Lawrence Hill (born 1957)

Lawrence Hill is an award-wining Canadian novelist, essayist, journalist, memoirist and educator. He was born in Newmarket, Ontario, and grew up in nearby Don Mills, a mostly white community. Hill’s father was African American and his mother was white. After marrying in 1953, the couple left the United States and immigrated to Canada. As Canadians, they each made
significant contributions to advancing human rights in Canada. These factors deeply influence Hill’s writing. Hill earned a bachelor’s degree in economics from Université Laval and a master’s degree in writing from Johns Hopkins University.
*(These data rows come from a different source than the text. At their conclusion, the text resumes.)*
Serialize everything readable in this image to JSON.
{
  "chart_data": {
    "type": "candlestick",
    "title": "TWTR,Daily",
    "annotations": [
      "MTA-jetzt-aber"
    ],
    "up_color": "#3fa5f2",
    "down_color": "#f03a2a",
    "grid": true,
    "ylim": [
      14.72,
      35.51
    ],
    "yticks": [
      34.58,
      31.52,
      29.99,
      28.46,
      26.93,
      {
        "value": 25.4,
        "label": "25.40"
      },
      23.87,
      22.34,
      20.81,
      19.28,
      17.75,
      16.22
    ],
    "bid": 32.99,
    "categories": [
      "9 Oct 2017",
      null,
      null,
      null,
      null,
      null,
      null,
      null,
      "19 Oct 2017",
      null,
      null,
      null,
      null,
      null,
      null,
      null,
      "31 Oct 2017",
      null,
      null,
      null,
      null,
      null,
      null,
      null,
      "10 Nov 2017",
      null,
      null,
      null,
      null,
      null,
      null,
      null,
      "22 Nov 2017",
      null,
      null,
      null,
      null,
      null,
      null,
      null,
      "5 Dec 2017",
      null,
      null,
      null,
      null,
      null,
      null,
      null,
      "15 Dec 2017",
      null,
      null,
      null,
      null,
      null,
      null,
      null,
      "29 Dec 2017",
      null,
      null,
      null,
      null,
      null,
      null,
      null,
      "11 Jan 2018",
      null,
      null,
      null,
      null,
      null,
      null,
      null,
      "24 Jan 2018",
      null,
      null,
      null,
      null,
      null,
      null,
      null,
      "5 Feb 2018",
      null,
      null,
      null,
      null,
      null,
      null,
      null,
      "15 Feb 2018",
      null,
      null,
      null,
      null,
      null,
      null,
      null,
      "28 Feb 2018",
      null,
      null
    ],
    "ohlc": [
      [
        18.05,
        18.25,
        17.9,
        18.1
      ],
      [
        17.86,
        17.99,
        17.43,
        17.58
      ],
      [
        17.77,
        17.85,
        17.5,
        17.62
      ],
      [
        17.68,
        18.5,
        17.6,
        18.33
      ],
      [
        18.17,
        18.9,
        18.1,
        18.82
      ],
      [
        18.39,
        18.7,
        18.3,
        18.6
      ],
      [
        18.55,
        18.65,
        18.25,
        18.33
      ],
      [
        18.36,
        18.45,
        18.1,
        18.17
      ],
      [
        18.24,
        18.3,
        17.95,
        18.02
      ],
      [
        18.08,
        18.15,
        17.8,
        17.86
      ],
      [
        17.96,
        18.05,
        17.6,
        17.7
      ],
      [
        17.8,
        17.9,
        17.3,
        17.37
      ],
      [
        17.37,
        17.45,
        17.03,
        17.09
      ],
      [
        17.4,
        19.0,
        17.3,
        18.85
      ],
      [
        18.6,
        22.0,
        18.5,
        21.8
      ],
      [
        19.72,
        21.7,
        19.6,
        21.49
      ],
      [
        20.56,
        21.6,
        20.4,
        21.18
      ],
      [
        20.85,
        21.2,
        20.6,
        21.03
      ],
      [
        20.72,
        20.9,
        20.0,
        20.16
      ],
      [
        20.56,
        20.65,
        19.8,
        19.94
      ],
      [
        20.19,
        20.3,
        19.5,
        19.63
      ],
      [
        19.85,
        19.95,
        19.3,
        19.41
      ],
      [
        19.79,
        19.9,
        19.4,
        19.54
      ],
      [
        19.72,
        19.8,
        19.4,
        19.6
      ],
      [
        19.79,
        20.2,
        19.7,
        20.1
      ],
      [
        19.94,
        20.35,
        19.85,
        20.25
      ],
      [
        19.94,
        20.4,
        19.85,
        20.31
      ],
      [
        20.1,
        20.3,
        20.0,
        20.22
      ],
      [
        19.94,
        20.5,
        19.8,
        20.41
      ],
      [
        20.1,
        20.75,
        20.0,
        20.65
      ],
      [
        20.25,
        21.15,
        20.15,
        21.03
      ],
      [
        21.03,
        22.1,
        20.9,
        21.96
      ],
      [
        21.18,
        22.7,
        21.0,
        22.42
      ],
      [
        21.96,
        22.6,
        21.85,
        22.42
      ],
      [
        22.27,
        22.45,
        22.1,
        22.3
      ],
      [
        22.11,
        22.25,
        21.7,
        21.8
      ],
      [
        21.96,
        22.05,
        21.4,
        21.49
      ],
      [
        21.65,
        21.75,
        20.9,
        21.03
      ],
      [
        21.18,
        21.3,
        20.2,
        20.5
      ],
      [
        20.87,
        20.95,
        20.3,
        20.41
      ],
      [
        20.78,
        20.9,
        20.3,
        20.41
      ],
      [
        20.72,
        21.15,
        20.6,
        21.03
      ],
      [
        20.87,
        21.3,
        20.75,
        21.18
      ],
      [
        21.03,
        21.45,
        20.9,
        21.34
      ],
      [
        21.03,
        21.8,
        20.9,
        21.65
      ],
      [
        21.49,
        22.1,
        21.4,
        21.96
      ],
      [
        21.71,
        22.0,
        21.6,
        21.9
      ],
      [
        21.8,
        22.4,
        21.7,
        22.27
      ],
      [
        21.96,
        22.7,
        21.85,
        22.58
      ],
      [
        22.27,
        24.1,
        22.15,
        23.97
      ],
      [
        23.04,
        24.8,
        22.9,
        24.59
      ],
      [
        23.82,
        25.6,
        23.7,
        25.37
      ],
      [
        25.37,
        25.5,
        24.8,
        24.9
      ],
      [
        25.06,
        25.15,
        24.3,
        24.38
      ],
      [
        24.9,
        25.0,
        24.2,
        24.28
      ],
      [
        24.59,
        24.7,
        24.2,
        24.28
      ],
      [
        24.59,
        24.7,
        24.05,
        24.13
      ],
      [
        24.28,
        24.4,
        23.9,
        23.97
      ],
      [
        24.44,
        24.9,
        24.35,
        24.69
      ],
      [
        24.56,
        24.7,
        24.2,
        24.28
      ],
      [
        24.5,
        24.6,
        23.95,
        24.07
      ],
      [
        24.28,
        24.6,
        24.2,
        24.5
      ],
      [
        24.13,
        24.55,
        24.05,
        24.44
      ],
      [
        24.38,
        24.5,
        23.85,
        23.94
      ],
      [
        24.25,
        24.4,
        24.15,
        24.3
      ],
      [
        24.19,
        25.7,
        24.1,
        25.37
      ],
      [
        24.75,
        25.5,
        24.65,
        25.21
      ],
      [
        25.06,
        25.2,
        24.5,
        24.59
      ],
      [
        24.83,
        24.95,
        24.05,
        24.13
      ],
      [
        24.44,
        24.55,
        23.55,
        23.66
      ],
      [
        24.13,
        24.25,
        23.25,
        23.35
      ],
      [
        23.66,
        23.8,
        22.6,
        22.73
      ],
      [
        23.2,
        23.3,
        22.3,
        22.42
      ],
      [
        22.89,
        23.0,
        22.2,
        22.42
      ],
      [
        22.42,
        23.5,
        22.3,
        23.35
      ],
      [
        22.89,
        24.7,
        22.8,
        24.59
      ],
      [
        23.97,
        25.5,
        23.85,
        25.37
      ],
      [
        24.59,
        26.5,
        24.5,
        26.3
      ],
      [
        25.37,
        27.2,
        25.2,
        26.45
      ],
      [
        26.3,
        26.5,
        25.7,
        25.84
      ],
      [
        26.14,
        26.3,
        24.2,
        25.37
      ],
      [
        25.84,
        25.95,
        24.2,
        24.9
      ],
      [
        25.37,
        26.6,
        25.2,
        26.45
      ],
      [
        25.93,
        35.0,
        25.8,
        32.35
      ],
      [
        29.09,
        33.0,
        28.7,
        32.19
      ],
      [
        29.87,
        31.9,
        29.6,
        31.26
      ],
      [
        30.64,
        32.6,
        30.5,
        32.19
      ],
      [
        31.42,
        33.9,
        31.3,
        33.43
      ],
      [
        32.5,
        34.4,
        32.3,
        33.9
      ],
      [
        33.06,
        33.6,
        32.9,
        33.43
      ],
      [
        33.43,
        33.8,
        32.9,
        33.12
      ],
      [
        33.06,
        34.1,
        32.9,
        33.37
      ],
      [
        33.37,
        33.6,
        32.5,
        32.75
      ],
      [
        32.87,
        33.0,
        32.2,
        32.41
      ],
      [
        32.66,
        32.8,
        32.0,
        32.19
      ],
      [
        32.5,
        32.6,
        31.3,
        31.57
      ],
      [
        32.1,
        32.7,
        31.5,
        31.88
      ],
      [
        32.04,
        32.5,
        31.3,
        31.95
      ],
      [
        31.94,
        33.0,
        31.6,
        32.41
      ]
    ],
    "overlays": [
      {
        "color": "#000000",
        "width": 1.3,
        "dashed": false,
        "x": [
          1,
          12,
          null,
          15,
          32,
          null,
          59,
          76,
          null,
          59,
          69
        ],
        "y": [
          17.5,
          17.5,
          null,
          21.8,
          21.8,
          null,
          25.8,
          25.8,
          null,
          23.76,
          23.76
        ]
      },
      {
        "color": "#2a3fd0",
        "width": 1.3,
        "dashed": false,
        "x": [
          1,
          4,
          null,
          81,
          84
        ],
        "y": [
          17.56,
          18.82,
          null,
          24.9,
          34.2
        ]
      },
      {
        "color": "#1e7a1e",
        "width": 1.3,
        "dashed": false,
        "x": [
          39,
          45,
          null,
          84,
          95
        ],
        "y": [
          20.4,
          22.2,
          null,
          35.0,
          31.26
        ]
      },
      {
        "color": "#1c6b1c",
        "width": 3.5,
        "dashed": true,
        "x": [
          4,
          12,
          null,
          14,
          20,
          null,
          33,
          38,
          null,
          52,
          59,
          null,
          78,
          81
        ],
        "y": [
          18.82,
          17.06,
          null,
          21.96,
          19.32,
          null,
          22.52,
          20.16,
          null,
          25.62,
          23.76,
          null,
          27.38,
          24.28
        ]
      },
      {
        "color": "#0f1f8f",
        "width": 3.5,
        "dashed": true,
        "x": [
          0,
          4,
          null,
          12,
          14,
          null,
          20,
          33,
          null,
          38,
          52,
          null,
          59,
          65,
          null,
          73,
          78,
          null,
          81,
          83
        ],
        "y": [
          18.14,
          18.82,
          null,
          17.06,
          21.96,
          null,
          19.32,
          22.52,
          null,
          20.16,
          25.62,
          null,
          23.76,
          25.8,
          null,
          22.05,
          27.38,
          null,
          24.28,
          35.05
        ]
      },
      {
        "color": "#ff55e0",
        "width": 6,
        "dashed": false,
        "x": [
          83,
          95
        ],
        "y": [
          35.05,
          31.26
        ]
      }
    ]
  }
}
In 2005, Hill won his first literary prize, a National Magazine Award for the article “Is Africa’s Pain Black America’s Burden?” To date, Hill has written 11 books, including, the novels “Beatrice and Croc Harry,” “The Book of Negroes” and “The Illegal,” and the memoir “Black Berry Sweet Juice: On Being Black and White in Canada.” Hill won the Rogers Writers’ Trust Fiction Prize, the Commonwealth Writers’ Prize for Best Book, CBC Radio’s Canada Reads and Radio-Canada’s Combat des livres. Working with director Clement Virgo, Hill co-wrote the screenplay based on “The Book of Negroes,” which was adapted for television as a six-part miniseries. It premiered in Cannes, Toronto, and Manhattan in the fall of 2014, and aired on CBC Television in Canada and on BET in the USA. A Member of the Order of Canada, Hill is currently a professor of creative writing at the University of Guelph.